Marion : «à partir de l’imprimante 3D les scientifiques de  l’université de Pennsylvanie et du MIT ont imprimé des réseaux de filaments de sucre qui forment la base d’un réseau vénal. Ces réseaux en sucre sont ensuite recouverts d’une substance moléculaire synthétisée à partir de maïs et de gel à base de tissus cellulaire. Une fois la solidification de cet enrobage, les chercheurs rincent la préparation afin de dissoudre le sucre et l’enrobage de tissus cellulaires se transforme en coquille vide prête à accueillir du sang. Ce sont de fins tuyaux creux alias futurs vaisseaux sanguins. Il ne reste plus qu’à vasculariser le réseau vénal obtenu comme nous la montré la vidéo. Le perfectionnement de cette technique permettrait de tester dans le futur sa faisabilité sur des surfaces plus étendues que l’oreille, exemple : des organes, permettant ainsi de régénérer des organes défaillants.  »

sur diapo logo Vaisseaux sanguin...

Maëlle : «  Pourquoi avoir choisi la molécule de sucre ? »

Marion : « Les chercheurs ont utilisé la molécule de sucre tout d’abord car elle est soluble dans l’eau. La solubilité est la capacité d'une substance, appelée soluté (sucre), à se dissoudre dans une autre substance, appelée solvant (eau), pour former un mélange homogène appelé solution.

la molécule de sucre, aussi appelé saccharose, est de formule : elle est stable garde la même composition avant et après dissolution.
Ils ont également choisi cette molécule parce que les filaments de sucre fournissent une substance idéale pour l’impression 3d, comparable au caramel en cuisine, idéale pour superposer avec précision extrême des couches autant de fois que nécessaire pour former les réseaux. »

Maëlle : « Merci pour ces précisions, ayant pris connaissance de toute les possibilités que nous offre la bio- impression nous allons vous expliquer plus en détail le fonctionnement du bio printing et ces possibilités sur le long terme…. »

sur diapo image culture des cellules...

Camille : « Le bio printing commence par le prélèvement de cellules chez le patient puis leur mise en culture. (explication de la diapo sur la cultivassions des cellules)
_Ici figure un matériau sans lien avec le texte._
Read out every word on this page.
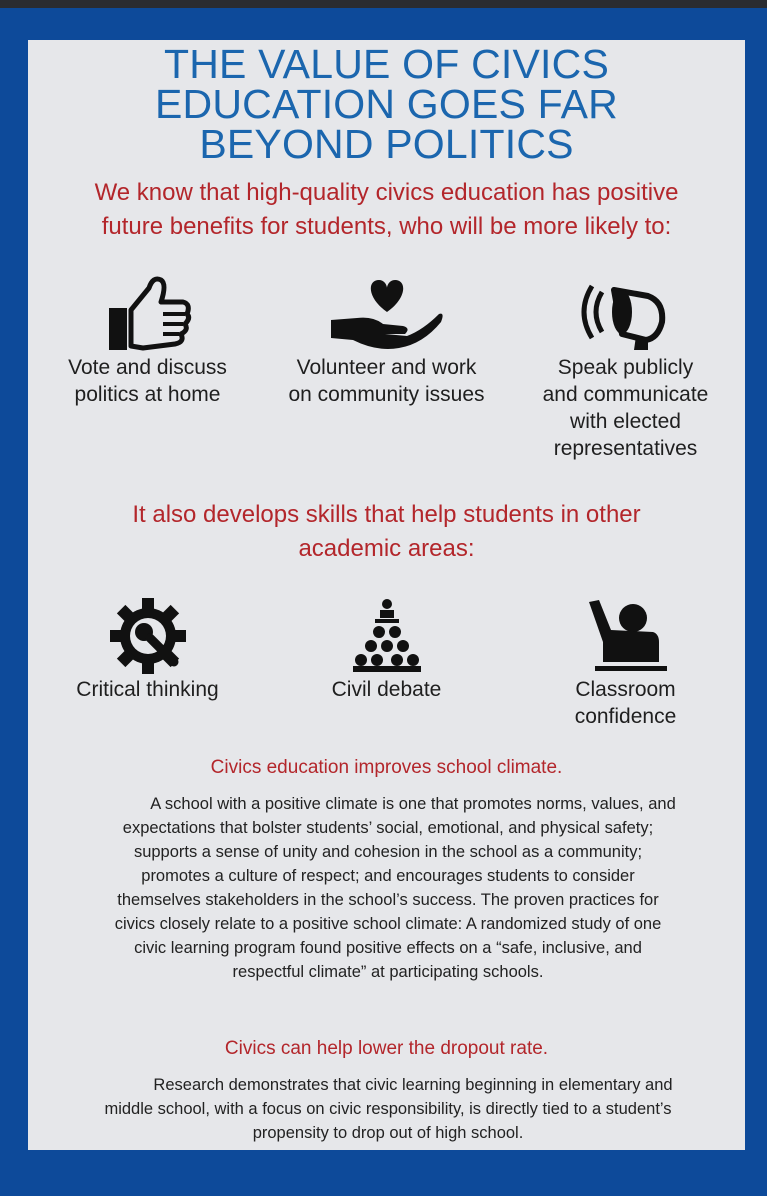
THE VALUE OF CIVICS
EDUCATION GOES FAR
BEYOND POLITICS

We know that high-quality civics education has positive
future benefits for students, who will be more likely to:

Vote and discuss
politics at home
Volunteer and work
on community issues
Speak publicly
and communicate
with elected
representatives
It also develops skills that help students in other
academic areas:
Critical thinking	Civil debate	Classroom
confidence
Civics education improves school climate.
A school with a positive climate is one that promotes norms, values, and expectations that bolster students’ social, emotional, and physical safety; supports a sense of unity and cohesion in the school as a community; promotes a culture of respect; and encourages students to consider themselves stakeholders in the school’s success. The proven practices for civics closely relate to a positive school climate: A randomized study of one civic learning program found positive effects on a “safe, inclusive, and respectful climate” at participating schools.
Civics can help lower the dropout rate.
Research demonstrates that civic learning beginning in elementary and middle school, with a focus on civic responsibility, is directly tied to a student’s propensity to drop out of high school.
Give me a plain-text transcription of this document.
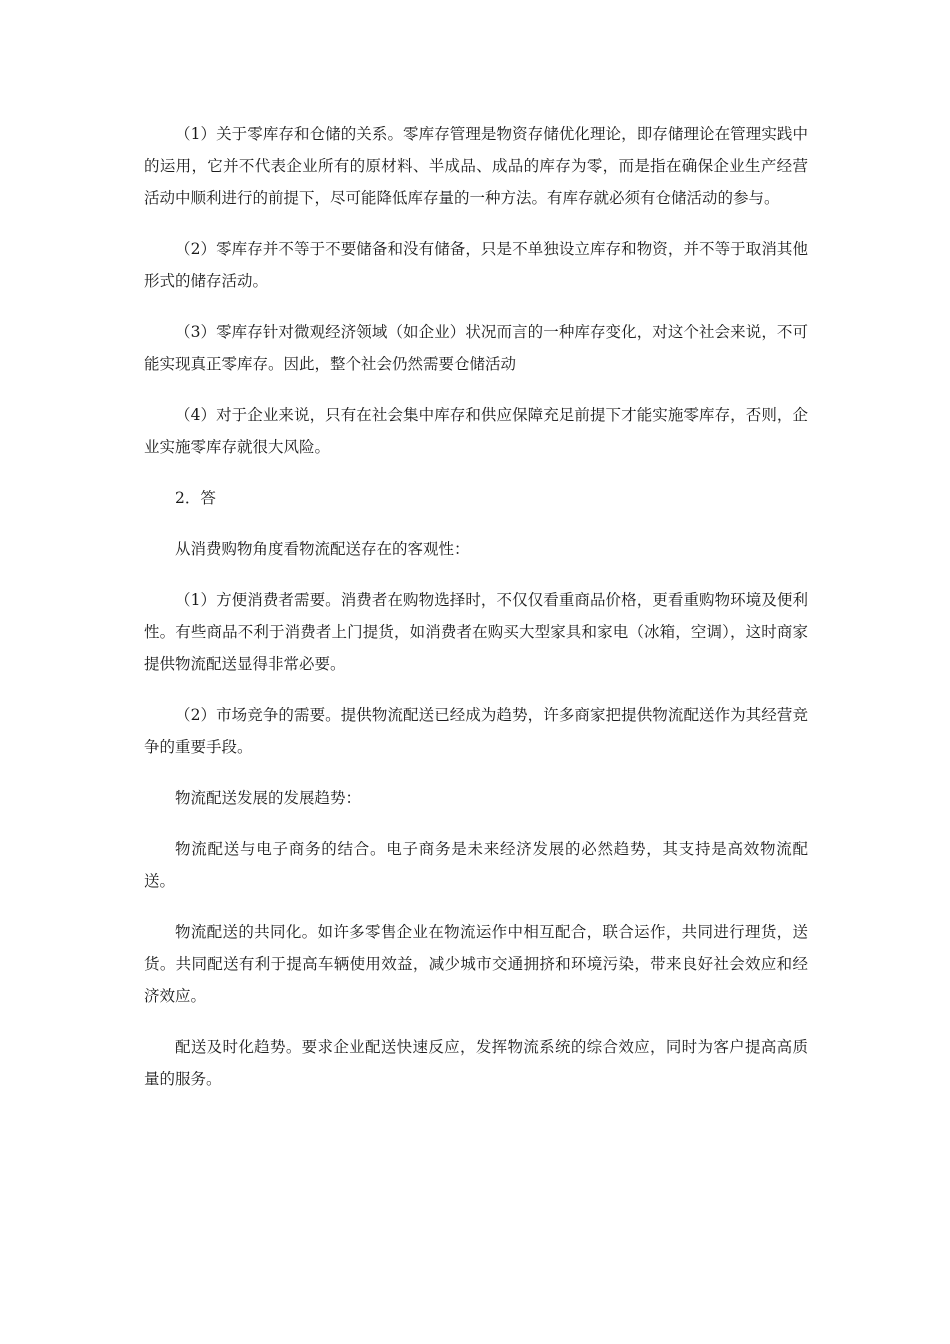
（1）关于零库存和仓储的关系。零库存管理是物资存储优化理论，即存储理论在管理实践中的运用，它并不代表企业所有的原材料、半成品、成品的库存为零，而是指在确保企业生产经营活动中顺利进行的前提下，尽可能降低库存量的一种方法。有库存就必须有仓储活动的参与。

（2）零库存并不等于不要储备和没有储备，只是不单独设立库存和物资，并不等于取消其他形式的储存活动。

（3）零库存针对微观经济领域（如企业）状况而言的一种库存变化，对这个社会来说，不可能实现真正零库存。因此，整个社会仍然需要仓储活动

（4）对于企业来说，只有在社会集中库存和供应保障充足前提下才能实施零库存，否则，企业实施零库存就很大风险。

2．答

从消费购物角度看物流配送存在的客观性：

（1）方便消费者需要。消费者在购物选择时，不仅仅看重商品价格，更看重购物环境及便利性。有些商品不利于消费者上门提货，如消费者在购买大型家具和家电（冰箱，空调），这时商家提供物流配送显得非常必要。

（2）市场竞争的需要。提供物流配送已经成为趋势，许多商家把提供物流配送作为其经营竞争的重要手段。

物流配送发展的发展趋势：

物流配送与电子商务的结合。电子商务是未来经济发展的必然趋势，其支持是高效物流配送。

物流配送的共同化。如许多零售企业在物流运作中相互配合，联合运作，共同进行理货，送货。共同配送有利于提高车辆使用效益，减少城市交通拥挤和环境污染，带来良好社会效应和经济效应。

配送及时化趋势。要求企业配送快速反应，发挥物流系统的综合效应，同时为客户提高高质量的服务。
sur diapo image scaffold+encres bio...

Camille : "Après vient l’ensemencement de ces cellules sur le scaffold ou « échafaudage » en français, grâce à des encres biologiques mises au point par les chercheurs. Le scaffold a plusieurs propriétés mais sa fonction principale est qu’il fait office de moule : il permet la reproduction de la forme spécifique de l’organe et le maintien de cette forme dans le temps. La structure poreuse du scaffold permet l’ensemencement cellulaire, la mise en place de la vascularisation, la pénétration des nutriments. Il est donc un facteur essentiel de la bio impression. Enfin après une maturation suffisante, le développement tissulaire est terminé et le tissu peut être réimplanté chez le patient. »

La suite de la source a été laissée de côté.